The Princess Alexandra Hospital NHS Trust in Essex has been told to apologise to the Channel 4 newsreader, Alex Thomson, and his family after it wrongly overturned its assessment that the boy, Henry, was autistic.
An official inquiry found that it had done so at the request of the council, which was reluctant to meet the full cost of caring for him.
After a three-year battle, Thomson - who works for Channel 4 News - and his partner, Sarah Spiller, are complaining to Britain's Education Secretary, Ed Balls, about eight-year-old Henry's treatment. They are also considering legal action against the trust.
The Healthcare Commission, the official NHS watchdog, has criticised the trust and demanded an apology.
Henry and his twin brother, George, were born in 2000. Henry was diagnosed with an aggressive epilepsy by the trust after his family noticed behavioural problems shortly before his third birthday. Henry was also given an assessment by an educational psychologist at Essex Local Education Authority.
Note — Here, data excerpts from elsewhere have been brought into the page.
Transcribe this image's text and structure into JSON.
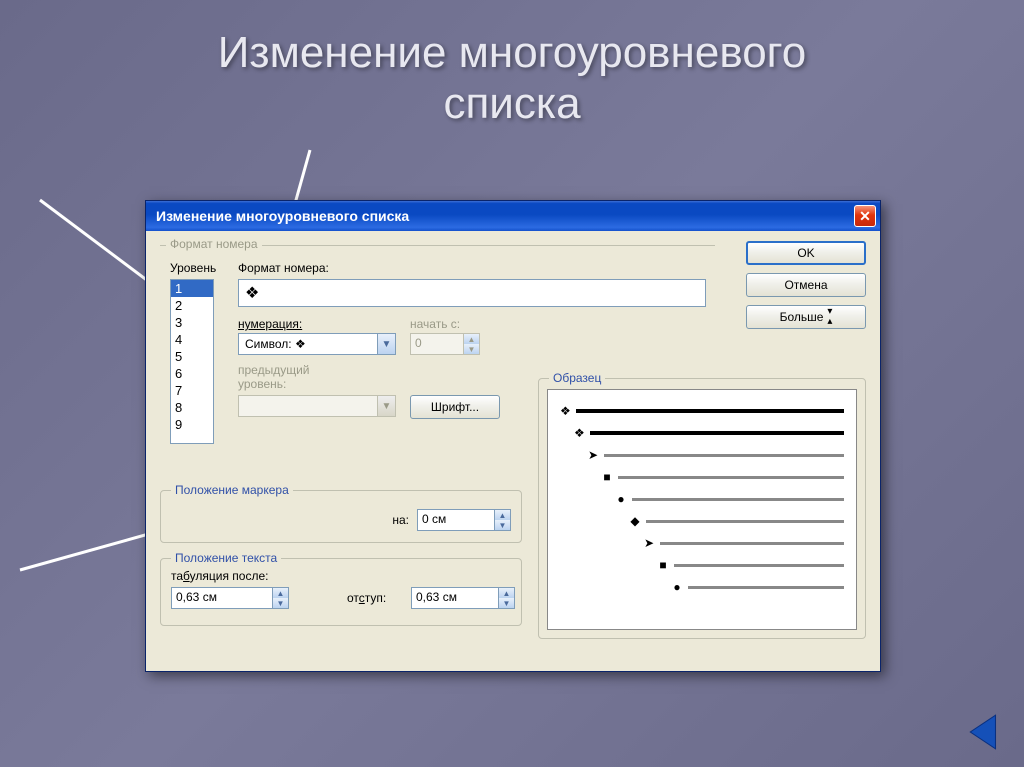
{
  "slide": {
    "title_line1": "Изменение многоуровневого",
    "title_line2": "списка"
  },
  "dialog": {
    "title": "Изменение многоуровневого списка",
    "buttons": {
      "ok": "OK",
      "cancel": "Отмена",
      "more": "Больше"
    },
    "number_format": {
      "group_label": "Формат номера",
      "level_label": "Уровень",
      "format_label": "Формат номера:",
      "levels": [
        "1",
        "2",
        "3",
        "4",
        "5",
        "6",
        "7",
        "8",
        "9"
      ],
      "selected_level": "1",
      "format_value": "❖",
      "numbering_label": "нумерация:",
      "numbering_value": "Символ: ❖",
      "start_label": "начать с:",
      "start_value": "0",
      "prev_level_label": "предыдущий\nуровень:",
      "font_button": "Шрифт..."
    },
    "marker_position": {
      "group_label": "Положение маркера",
      "at_label": "на:",
      "at_value": "0 см"
    },
    "text_position": {
      "group_label": "Положение текста",
      "tab_after_label": "табуляция после:",
      "tab_after_value": "0,63 см",
      "indent_label": "отступ:",
      "indent_value": "0,63 см"
    },
    "sample": {
      "group_label": "Образец",
      "bullets": [
        "❖",
        "❖",
        "➤",
        "■",
        "●",
        "◆",
        "➤",
        "■",
        "●"
      ]
    }
  }
}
The LEA then offered only limited one-to-one help for Henry, so the couple started paying for a special programme at school.
But after receiving the "aggressive epilepsy" diagnosis, they returned to Essex LEA hoping that Henry's care would be reassessed.
Spiller told the Mail on Sunday newspaper: "Instead of them re-examining Henry, we were told that our paediatrician had decided that he did not have autism after all."
It took a 14-month legal battle to have their son's disabilities fully recognised after the LEA agreed, at a special needs tribunal in March 2007, to fund a full autism programme for Henry.
But six months later, his consultant paediatrician discharged him from her care, claiming the parents had made it impossible for her to continue.
The couple took their case to the Healthcare Commission, now part of the new Care Quality Commission, which found that the explanation the trust had given was not "accurate or adequate."
Spiller said: "In a letter the chief executive of the trust stated that the paediatrician 'admits that she was under some degree of pressure from the education officer to withdraw her diagnosis'."
A trust spokesman said it had apologised to the couple and that it had reviewed its procedures.
A spokesman for the education authority said: "We have not been given access to the report and are therefore unable to comment."